Figure 1. Echoing from an object, the sequence returns shifted in time. The length of the time delay depends on the distance to the object.

The problem facing the navy engineers is that it is not always possible to distinguish between a reflection shifted in time from that of a closer moving object shifted in frequency (along the vertical axis) as shown on the right-hand side of Figure 2.

This image has an empty alt attribute; its file name is Sonar_Figure-1.jpg
Figure 2. Echoing a moving object, the sequence returns shifted in frequency which depends on the speed of the object.

For sonar to work precisely, the navy needed to focus on a particular frequency-time pattern that enables them to distinguish between various kinds of echo reflections and to read them with ease. This pattern would have the property that any two distinct shifts (horizontal or vertical or a combination of both) have at most one “ping” in common. Such a pattern is called a Costas Array, named American engineer, John P. Costa (1923 – 2008). The question is how to locate a Costas Array in real time. The solution calls for some mathematical thinking. For starters, we need to interpret a frequency-time pattern in the language of mathematics. Then, we have to derive an equation to pin down the coordinates of a Costas Array.

Note to readers: you can skip the math below and jump to the conclusion at the end. Or, (as I would recommend), follow the steps which are mostly based on concepts familiar from high school math.

Let’s proceed.

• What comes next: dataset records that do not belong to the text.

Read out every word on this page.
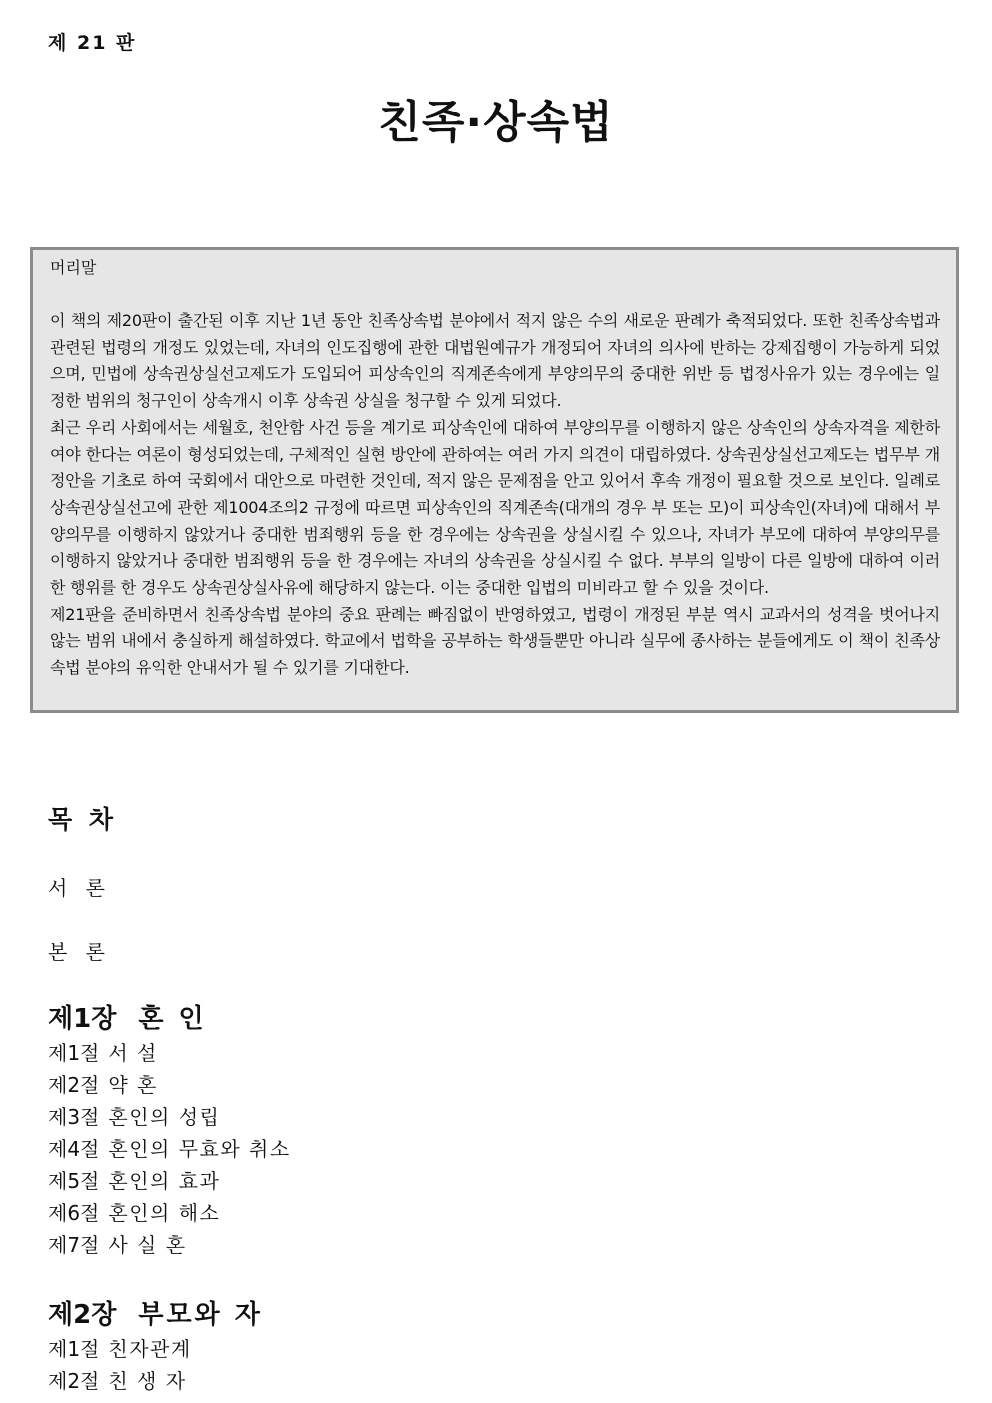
제 21 판
친족·상속법
머리말

이 책의 제20판이 출간된 이후 지난 1년 동안 친족상속법 분야에서 적지 않은 수의 새로운 판례가 축적되었다. 또한 친족상속법과 관련된 법령의 개정도 있었는데, 자녀의 인도집행에 관한 대법원예규가 개정되어 자녀의 의사에 반하는 강제집행이 가능하게 되었으며, 민법에 상속권상실선고제도가 도입되어 피상속인의 직계존속에게 부양의무의 중대한 위반 등 법정사유가 있는 경우에는 일정한 범위의 청구인이 상속개시 이후 상속권 상실을 청구할 수 있게 되었다.

최근 우리 사회에서는 세월호, 천안함 사건 등을 계기로 피상속인에 대하여 부양의무를 이행하지 않은 상속인의 상속자격을 제한하여야 한다는 여론이 형성되었는데, 구체적인 실현 방안에 관하여는 여러 가지 의견이 대립하였다. 상속권상실선고제도는 법무부 개정안을 기초로 하여 국회에서 대안으로 마련한 것인데, 적지 않은 문제점을 안고 있어서 후속 개정이 필요할 것으로 보인다. 일례로 상속권상실선고에 관한 제1004조의2 규정에 따르면 피상속인의 직계존속(대개의 경우 부 또는 모)이 피상속인(자녀)에 대해서 부양의무를 이행하지 않았거나 중대한 범죄행위 등을 한 경우에는 상속권을 상실시킬 수 있으나, 자녀가 부모에 대하여 부양의무를 이행하지 않았거나 중대한 범죄행위 등을 한 경우에는 자녀의 상속권을 상실시킬 수 없다. 부부의 일방이 다른 일방에 대하여 이러한 행위를 한 경우도 상속권상실사유에 해당하지 않는다. 이는 중대한 입법의 미비라고 할 수 있을 것이다.

제21판을 준비하면서 친족상속법 분야의 중요 판례는 빠짐없이 반영하였고, 법령이 개정된 부분 역시 교과서의 성격을 벗어나지 않는 범위 내에서 충실하게 해설하였다. 학교에서 법학을 공부하는 학생들뿐만 아니라 실무에 종사하는 분들에게도 이 책이 친족상속법 분야의 유익한 안내서가 될 수 있기를 기대한다.

목 차
서 론
본 론
제1장 혼 인
제1절 서 설
제2절 약 혼
제3절 혼인의 성립
제4절 혼인의 무효와 취소
제5절 혼인의 효과
제6절 혼인의 해소
제7절 사 실 혼
제2장 부모와 자
제1절 친자관계
제2절 친 생 자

If your device detects a frequency-time pattern like Figure 3 below, bingo – you have found a Costas Array!  You easily see that the pattern in this figure has the property that any two distinct shifts (vertical, or horizontal or a combination of both) have at most one “ping” in common.

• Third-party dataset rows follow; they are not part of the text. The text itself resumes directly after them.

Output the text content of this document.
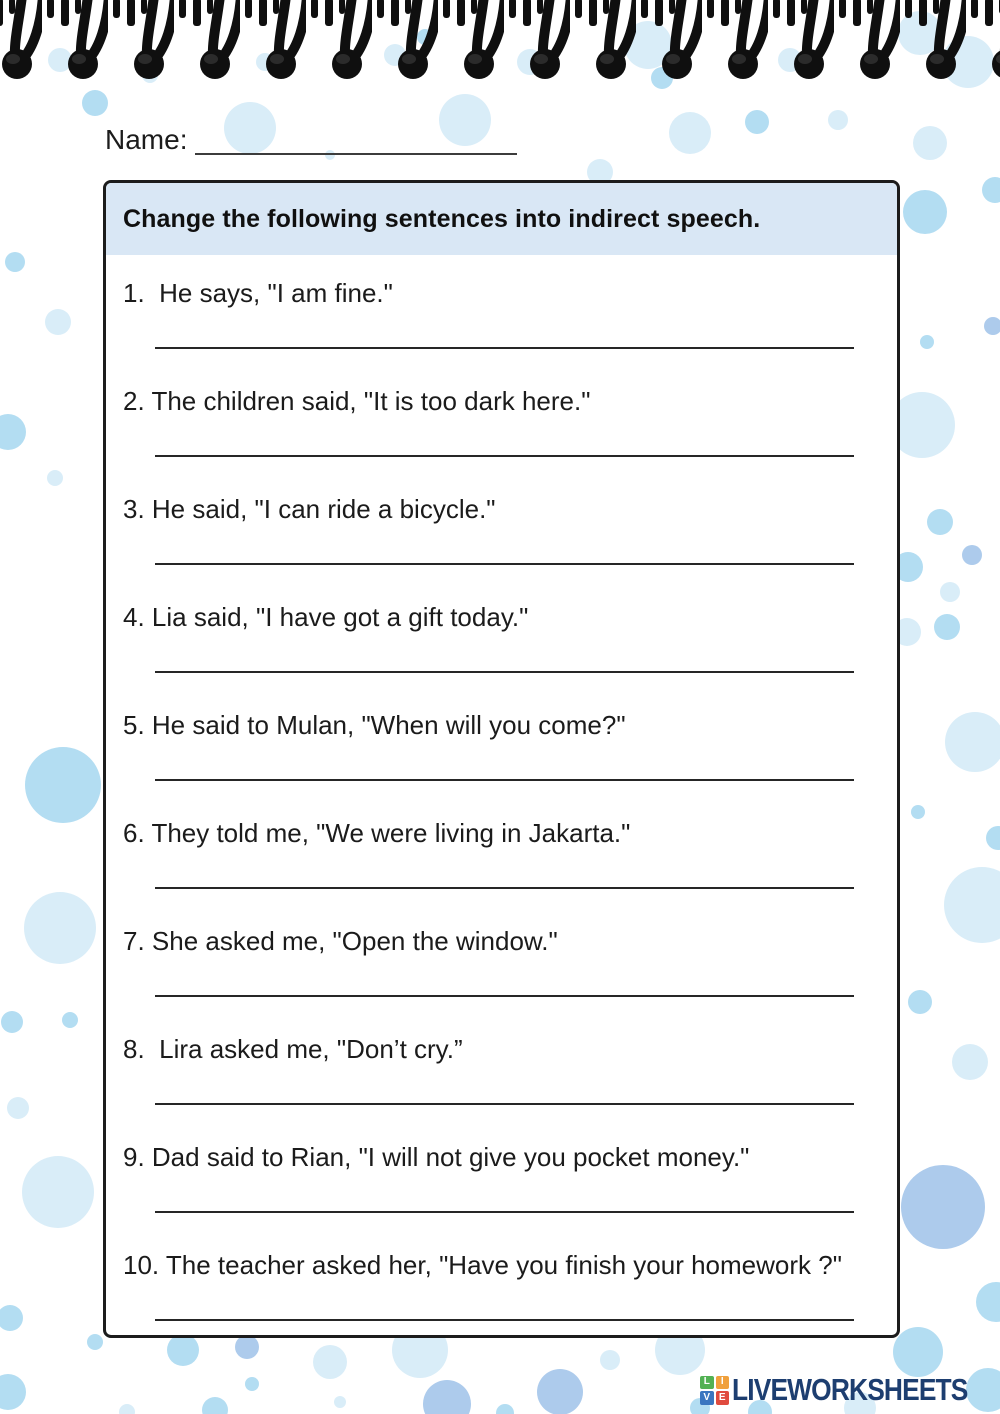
Name:
Change the following sentences into indirect speech.
1.  He says, "I am fine."
2. The children said, "It is too dark here."
3. He said, "I can ride a bicycle."
4. Lia said, "I have got a gift today."
5. He said to Mulan, "When will you come?"
6. They told me, "We were living in Jakarta."
7. She asked me, "Open the window."
8.  Lira asked me, "Don’t cry.”
9. Dad said to Rian, "I will not give you pocket money."
10. The teacher asked her, "Have you finish your homework ?"
L	I
V E LIVEWORKSHEETS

A Costa Array: after any vertical (frequency) and/or horizontal (time) shift, the new pattern and the old one have no more than one “ping” in common.

The next task is to find an equation that exactly describes this pattern. We begin by interpreting a frequency-time pattern as a function:

(1) \displaystyle\ y = f(x)

defined over a short initial segment of natural numbers, say,

X = {1,2,….,n}

where for simplicity, n = 6 to mirror the plots. In Figure 3, the graph shifted b units to the right and a units in the vertical direction. The following function can be used to represent these shifts.

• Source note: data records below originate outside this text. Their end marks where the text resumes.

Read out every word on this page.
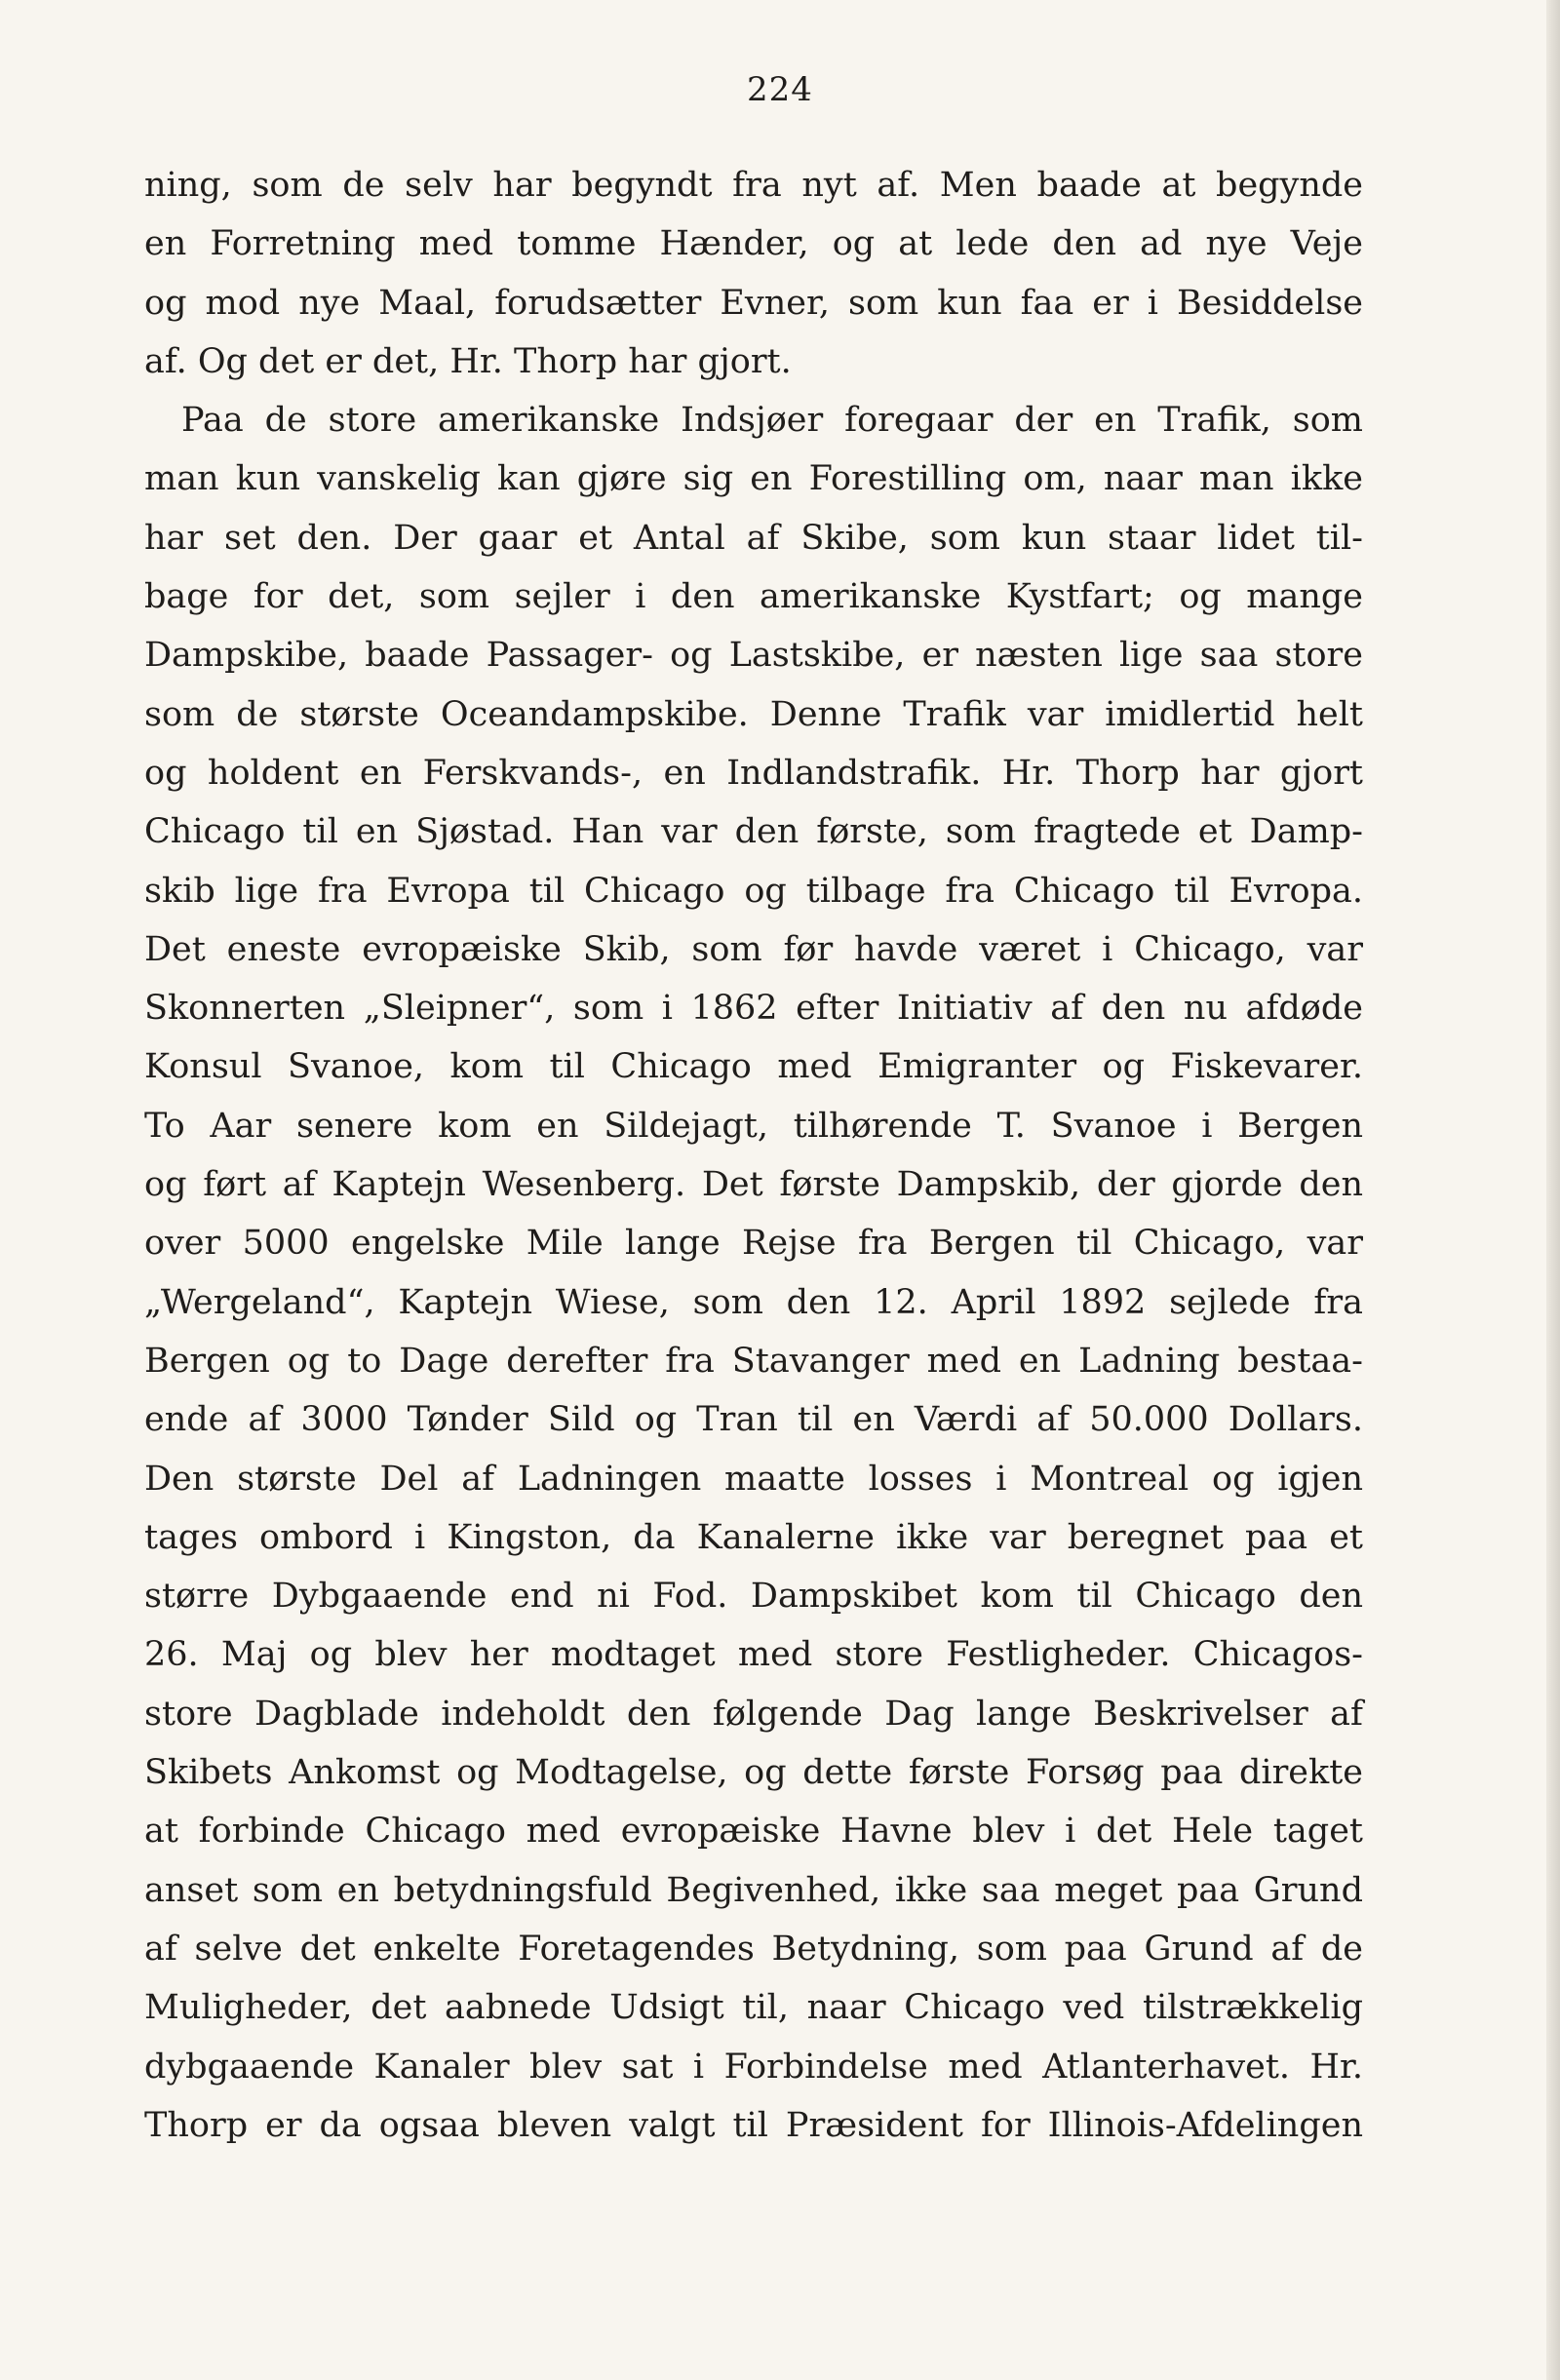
224
ning, som de selv har begyndt fra nyt af. Men baade at begynde
en Forretning med tomme Hænder, og at lede den ad nye Veje
og mod nye Maal, forudsætter Evner, som kun faa er i Besiddelse
af. Og det er det, Hr. Thorp har gjort.
Paa de store amerikanske Indsjøer foregaar der en Trafik, som
man kun vanskelig kan gjøre sig en Forestilling om, naar man ikke
har set den. Der gaar et Antal af Skibe, som kun staar lidet til-
bage for det, som sejler i den amerikanske Kystfart; og mange
Dampskibe, baade Passager- og Lastskibe, er næsten lige saa store
som de største Oceandampskibe. Denne Trafik var imidlertid helt
og holdent en Ferskvands-, en Indlandstrafik. Hr. Thorp har gjort
Chicago til en Sjøstad. Han var den første, som fragtede et Damp-
skib lige fra Evropa til Chicago og tilbage fra Chicago til Evropa.
Det eneste evropæiske Skib, som før havde været i Chicago, var
Skonnerten „Sleipner“, som i 1862 efter Initiativ af den nu afdøde
Konsul Svanoe, kom til Chicago med Emigranter og Fiskevarer.
To Aar senere kom en Sildejagt, tilhørende T. Svanoe i Bergen
og ført af Kaptejn Wesenberg. Det første Dampskib, der gjorde den
over 5000 engelske Mile lange Rejse fra Bergen til Chicago, var
„Wergeland“, Kaptejn Wiese, som den 12. April 1892 sejlede fra
Bergen og to Dage derefter fra Stavanger med en Ladning bestaa-
ende af 3000 Tønder Sild og Tran til en Værdi af 50.000 Dollars.
Den største Del af Ladningen maatte losses i Montreal og igjen
tages ombord i Kingston, da Kanalerne ikke var beregnet paa et
større Dybgaaende end ni Fod. Dampskibet kom til Chicago den
26. Maj og blev her modtaget med store Festligheder. Chicagos-
store Dagblade indeholdt den følgende Dag lange Beskrivelser af
Skibets Ankomst og Modtagelse, og dette første Forsøg paa direkte
at forbinde Chicago med evropæiske Havne blev i det Hele taget
anset som en betydningsfuld Begivenhed, ikke saa meget paa Grund
af selve det enkelte Foretagendes Betydning, som paa Grund af de
Muligheder, det aabnede Udsigt til, naar Chicago ved tilstrækkelig
dybgaaende Kanaler blev sat i Forbindelse med Atlanterhavet. Hr.
Thorp er da ogsaa bleven valgt til Præsident for Illinois-Afdelingen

(2) \displaystyle\ y = a + f{(x-b)}

where at least one of the parameters a, b is different from zero.

For sonar precision, we want the function to have at most one solution. What kind of function satisfy this criterion? The answer, very simply, is a linear equation

(3) \displaystyle\ Ax + B = 0

Therefore, the idea is to make equation (2) to be equivalent to a linear equation after some rearrangements. How to do that is the problem. Since we want to solve equations involving the unknown function f, it would be nice if y = f(x) has an inverse function such that:

(4) \displaystyle\ x = g(f(x))

We can then apply g to both sides of equation (2) to get

(5) \displaystyle\ x = g(a + f(x-b))

It would be nice too, if this equation can be simplified into a linear equation. For this to happen, g must satisfy the identity: g(x+t) = g(s) \times g(t). If we let g(1) = d, a constant, then this identify implies that g is an exponential function of the form:

(6) \displaystyle\ g(x) = d^{x} for all x in X.

At this point, we shall call upon some nifty mathematical tricks known as modular arithmetic. The idea is to reduce every result modulo some fixed integer, m.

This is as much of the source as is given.